There's another kind of requirement, that maybe you want several jobs to work together (simultaneously), but in a given order. In this case, I highly suggest you to implement a queuing system. That is, build a queue like
Queue <C> q
And a thread
class T implements Runnable {
public void run() {
while (!q.empty()) {
// Do something
}
}
}
You can use Runnable through ExecutorService, like the code that you've used.
You can also add some elements into the queue in "Do something" section of previous code, then you can control the order of jobs by yourself.
You can save the the reference to the previous thread and hook up the next thread to the previous one using join(). That will ensure the threads will be run in a series (next one not starting unless the previous one finished).
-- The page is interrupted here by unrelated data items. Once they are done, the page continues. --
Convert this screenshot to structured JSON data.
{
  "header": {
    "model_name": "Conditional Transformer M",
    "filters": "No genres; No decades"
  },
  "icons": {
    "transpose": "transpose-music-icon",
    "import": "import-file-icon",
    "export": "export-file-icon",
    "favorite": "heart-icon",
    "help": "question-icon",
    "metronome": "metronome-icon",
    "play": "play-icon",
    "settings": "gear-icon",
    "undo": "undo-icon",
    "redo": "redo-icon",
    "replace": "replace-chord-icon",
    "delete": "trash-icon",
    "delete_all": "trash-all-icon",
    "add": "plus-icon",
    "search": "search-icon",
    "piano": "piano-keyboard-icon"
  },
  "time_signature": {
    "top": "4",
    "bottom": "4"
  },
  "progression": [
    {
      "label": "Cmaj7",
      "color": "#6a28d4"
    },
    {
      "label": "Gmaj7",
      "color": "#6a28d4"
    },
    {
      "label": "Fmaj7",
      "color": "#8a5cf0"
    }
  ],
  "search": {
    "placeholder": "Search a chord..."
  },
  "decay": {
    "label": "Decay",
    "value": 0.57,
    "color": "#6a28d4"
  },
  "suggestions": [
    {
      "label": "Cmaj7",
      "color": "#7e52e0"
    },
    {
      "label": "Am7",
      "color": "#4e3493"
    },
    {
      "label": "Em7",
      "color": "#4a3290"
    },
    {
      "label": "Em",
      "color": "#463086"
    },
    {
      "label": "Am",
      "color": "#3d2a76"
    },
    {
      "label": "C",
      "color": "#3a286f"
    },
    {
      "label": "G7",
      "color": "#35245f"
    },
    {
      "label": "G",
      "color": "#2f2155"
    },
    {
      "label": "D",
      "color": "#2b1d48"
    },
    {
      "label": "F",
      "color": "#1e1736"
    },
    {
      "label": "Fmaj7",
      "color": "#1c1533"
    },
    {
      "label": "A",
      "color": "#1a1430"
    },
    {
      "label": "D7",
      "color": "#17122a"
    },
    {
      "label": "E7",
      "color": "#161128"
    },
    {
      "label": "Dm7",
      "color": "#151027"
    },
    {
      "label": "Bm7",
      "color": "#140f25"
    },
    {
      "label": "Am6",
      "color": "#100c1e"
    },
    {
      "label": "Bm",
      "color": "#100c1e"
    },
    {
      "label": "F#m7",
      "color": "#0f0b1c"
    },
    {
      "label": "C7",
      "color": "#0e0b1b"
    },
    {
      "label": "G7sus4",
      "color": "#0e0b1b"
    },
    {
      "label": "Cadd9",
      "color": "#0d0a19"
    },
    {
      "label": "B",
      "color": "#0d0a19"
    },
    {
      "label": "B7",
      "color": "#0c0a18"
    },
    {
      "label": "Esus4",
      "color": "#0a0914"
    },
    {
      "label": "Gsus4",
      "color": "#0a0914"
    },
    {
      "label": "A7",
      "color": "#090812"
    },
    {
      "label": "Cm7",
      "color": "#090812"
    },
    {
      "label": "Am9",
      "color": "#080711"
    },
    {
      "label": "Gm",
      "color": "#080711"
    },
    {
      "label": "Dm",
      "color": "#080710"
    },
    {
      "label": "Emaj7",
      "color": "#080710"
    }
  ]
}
But the point of doing that is eluding me.
public class TestPool
{
static class ThreadTask extends Thread
{
private int id;
private Thread previous;
public ThreadTask(int id, Thread previous){
this.id = id;
this.previous = previous;
}
public void run(){
if(previous != null){
try{
previous.join();
}
catch(InterruptedException e){
e.printStackTrace();
}
}
System.out.println("Task " + id + " Started ");
String originalString = "Hello World";
System.out.println("original: " + originalString);
System.out.println("Task " + id + " Ended ");
}
}
public static void main(String[] args) throws InterruptedException{
int size = 5; // Integer.parseInt(args[0]);
// create thread pool with given size
ExecutorService service = Executors.newFixedThreadPool(size);
Thread previous = null;
// queue some tasks
for(int i = 1; i <= 3 * size; i++){
Thread thread = new ThreadTask(i, previous);
previous = thread;
thread.start();
//service.submit(thread);
}
// wait for termination
//service.shutdown();
//service.awaitTermination(Long.MAX_VALUE, TimeUnit.DAYS);
}
}
Not tested, sry. I don't also know what the ExecutorService is doing, it might break this. Note that I need to be a Thread, being Runnable is not enough. Also, run() needs not be synchronised, as it will be called only once per execution. And you should not start the threads with run(), but with start().
EDIT: I just tried to run it, and the ExecutorService is fu**ing things up. If you just start the thread (like the my code does), then it's working.